KabarDesaNusantara.ComKABUPATEN BEKASI — Unit Reskrim Polsek Babelan menangkap seorang pria berinisial R yang diduga sebagai pengedar obat keras daftar G tanpa izin di wilayahnya. Penangkapan dilakukan pada Sabtu (25/4/2026) sekitar pukul 19.30 WIB di Jalan Gelora, Desa Babelan Kota.

Tindakan tersebut merupakan respons cepat kepolisian atas laporan masyarakat yang resah dengan maraknya peredaran obat ilegal di lingkungan mereka.

Operasi dipimpin langsung oleh Kanit Reskrim AKP Syafwardi ZA, S.H., yang kemudian berhasil mengamankan pelaku di lokasi.

Dari tangan tersangka, petugas menyita Ratusan butir obat keras jenis tramadol dan hexymer, Uang tunai hasil penjualan, dan Satu unit telepon genggam untuk transaksi.

Pelaku diketahui menjalankan aksinya dengan sistem COD (cash on delivery) melalui aplikasi WhatsApp guna menghindari pantauan petugas.

Pihak kepolisian menegaskan tidak akan memberi ruang bagi peredaran obat keras ilegal di wilayah hukumnya.

“Tidak ada ruang bagi pengedar obat keras ilegal di wilayah kami. Siapapun yang terlibat akan kami tindak tegas sesuai hukum yang berlaku,” tegas pihak kepolisian.

Atas perbuatannya, tersangka dijerat dengan Pasal 435 jo. Pasal 138 ayat (2), dan/atau Pasal 436 ayat (2), dalam Undang-undang Nomor 17 tahun 2023 tentang kesehatan, terkait peredaran obat keras tanpa izin.

Saat ini, tersangka dan barang bukti diamankan di Polsek Babelan untuk proses penyelidikan lebih lanjut.

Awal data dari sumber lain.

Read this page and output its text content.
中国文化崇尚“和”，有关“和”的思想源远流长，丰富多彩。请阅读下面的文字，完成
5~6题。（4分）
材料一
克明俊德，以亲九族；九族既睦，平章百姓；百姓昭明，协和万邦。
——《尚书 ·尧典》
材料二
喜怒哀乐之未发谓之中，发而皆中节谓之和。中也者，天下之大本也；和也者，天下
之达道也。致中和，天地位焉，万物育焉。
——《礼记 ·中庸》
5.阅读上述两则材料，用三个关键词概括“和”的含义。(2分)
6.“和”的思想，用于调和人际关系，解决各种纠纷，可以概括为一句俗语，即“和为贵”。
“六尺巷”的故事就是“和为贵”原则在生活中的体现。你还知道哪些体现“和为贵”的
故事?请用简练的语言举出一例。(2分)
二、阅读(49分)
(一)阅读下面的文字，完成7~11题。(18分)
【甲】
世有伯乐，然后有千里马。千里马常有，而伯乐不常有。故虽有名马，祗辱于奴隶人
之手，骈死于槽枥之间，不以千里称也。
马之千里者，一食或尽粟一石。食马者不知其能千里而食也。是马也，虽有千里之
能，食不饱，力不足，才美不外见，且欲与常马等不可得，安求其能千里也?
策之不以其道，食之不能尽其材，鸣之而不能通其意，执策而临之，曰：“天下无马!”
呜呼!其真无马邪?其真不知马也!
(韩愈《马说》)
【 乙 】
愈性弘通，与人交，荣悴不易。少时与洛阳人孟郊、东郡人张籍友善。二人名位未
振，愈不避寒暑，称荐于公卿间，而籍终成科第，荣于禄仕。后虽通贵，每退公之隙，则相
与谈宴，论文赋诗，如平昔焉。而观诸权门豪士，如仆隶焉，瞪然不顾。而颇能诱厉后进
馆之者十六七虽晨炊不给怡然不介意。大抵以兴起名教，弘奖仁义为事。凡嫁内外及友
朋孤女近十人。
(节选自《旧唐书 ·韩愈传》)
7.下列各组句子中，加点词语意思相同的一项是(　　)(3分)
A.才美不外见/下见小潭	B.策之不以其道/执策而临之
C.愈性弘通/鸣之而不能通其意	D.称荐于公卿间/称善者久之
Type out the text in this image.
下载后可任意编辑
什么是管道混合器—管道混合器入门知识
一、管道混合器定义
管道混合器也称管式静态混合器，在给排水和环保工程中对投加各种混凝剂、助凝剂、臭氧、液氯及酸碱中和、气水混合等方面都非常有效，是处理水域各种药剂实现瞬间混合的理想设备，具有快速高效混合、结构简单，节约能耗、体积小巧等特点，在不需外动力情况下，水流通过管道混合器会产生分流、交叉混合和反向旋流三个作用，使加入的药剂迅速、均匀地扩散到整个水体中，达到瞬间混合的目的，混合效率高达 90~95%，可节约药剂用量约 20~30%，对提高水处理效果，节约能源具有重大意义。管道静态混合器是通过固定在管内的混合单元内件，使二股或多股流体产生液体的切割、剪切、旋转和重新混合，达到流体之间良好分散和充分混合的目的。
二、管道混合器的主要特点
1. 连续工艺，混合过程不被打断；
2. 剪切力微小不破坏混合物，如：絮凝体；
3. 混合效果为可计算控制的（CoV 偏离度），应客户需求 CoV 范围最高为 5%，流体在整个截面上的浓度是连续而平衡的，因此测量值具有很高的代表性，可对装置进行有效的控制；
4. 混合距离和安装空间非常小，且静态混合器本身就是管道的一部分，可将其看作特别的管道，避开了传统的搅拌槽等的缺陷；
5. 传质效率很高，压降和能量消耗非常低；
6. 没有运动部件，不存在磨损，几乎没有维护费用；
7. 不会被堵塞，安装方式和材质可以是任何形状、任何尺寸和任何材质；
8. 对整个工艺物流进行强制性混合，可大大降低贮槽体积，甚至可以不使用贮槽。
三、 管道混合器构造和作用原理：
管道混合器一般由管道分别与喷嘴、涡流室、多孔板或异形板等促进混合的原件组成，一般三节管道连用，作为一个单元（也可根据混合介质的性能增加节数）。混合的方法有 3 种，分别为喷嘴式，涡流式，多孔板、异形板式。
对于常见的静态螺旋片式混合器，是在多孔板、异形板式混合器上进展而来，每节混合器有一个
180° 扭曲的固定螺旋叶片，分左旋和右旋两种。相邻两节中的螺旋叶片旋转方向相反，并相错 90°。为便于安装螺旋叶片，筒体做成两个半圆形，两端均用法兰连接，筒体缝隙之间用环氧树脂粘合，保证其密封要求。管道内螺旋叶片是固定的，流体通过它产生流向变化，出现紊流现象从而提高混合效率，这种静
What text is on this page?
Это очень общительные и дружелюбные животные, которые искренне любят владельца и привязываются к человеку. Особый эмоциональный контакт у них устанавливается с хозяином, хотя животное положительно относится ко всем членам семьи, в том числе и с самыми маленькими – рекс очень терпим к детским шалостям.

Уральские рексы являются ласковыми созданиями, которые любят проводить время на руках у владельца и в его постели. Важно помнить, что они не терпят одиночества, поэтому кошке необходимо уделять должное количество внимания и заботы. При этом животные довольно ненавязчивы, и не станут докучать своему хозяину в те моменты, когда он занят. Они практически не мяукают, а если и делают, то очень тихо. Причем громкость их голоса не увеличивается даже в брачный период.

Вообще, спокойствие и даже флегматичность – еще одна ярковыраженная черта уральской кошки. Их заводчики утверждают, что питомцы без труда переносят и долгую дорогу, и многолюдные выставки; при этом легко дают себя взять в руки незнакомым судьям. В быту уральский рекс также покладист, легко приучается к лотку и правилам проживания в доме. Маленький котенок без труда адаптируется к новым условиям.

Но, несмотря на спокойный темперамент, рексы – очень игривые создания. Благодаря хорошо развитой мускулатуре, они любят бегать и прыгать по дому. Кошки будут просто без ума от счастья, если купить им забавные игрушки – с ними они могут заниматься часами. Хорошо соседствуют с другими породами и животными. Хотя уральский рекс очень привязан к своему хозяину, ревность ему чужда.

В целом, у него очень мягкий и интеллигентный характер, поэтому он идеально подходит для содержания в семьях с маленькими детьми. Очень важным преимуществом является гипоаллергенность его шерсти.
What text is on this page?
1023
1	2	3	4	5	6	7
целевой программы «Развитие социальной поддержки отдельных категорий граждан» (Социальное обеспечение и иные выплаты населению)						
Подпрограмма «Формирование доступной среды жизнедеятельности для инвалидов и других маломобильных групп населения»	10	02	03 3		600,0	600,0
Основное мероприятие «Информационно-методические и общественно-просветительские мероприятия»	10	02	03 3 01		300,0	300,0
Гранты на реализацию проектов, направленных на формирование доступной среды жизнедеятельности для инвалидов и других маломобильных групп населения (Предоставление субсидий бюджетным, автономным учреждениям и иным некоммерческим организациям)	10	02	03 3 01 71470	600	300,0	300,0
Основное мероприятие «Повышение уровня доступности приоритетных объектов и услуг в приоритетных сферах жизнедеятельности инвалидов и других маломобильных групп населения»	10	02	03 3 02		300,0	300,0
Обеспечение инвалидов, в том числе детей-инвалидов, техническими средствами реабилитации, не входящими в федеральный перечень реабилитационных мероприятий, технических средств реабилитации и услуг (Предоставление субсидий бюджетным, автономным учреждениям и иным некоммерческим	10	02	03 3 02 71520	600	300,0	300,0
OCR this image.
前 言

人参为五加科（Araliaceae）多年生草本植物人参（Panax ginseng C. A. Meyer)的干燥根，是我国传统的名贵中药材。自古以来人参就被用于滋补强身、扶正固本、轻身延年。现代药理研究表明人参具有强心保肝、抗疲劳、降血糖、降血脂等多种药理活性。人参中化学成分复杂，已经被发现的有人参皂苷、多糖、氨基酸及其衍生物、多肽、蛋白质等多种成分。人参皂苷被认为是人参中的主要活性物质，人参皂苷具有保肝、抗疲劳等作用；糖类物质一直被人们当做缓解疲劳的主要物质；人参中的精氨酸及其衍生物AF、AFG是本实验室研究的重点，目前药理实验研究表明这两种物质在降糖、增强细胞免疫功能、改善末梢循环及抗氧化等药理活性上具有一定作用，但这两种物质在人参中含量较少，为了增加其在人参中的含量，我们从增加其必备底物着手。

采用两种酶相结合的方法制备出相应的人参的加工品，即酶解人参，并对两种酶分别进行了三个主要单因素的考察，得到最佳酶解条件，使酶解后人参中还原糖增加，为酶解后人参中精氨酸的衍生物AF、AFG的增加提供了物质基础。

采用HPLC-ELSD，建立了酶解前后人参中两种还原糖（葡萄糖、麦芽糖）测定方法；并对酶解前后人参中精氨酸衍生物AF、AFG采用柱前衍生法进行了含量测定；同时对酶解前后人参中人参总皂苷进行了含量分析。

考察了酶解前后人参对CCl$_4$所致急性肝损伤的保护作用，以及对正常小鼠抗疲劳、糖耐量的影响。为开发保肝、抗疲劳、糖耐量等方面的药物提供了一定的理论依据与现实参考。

Polisi juga masih mendalami kemungkinan adanya jaringan yang lebih luas.

Kepolisian mengajak masyarakat untuk terus aktif melaporkan aktivitas mencurigakan guna menjaga keamanan lingkungan serta melindungi generasi muda dari bahaya penyalahgunaan obat terlarang.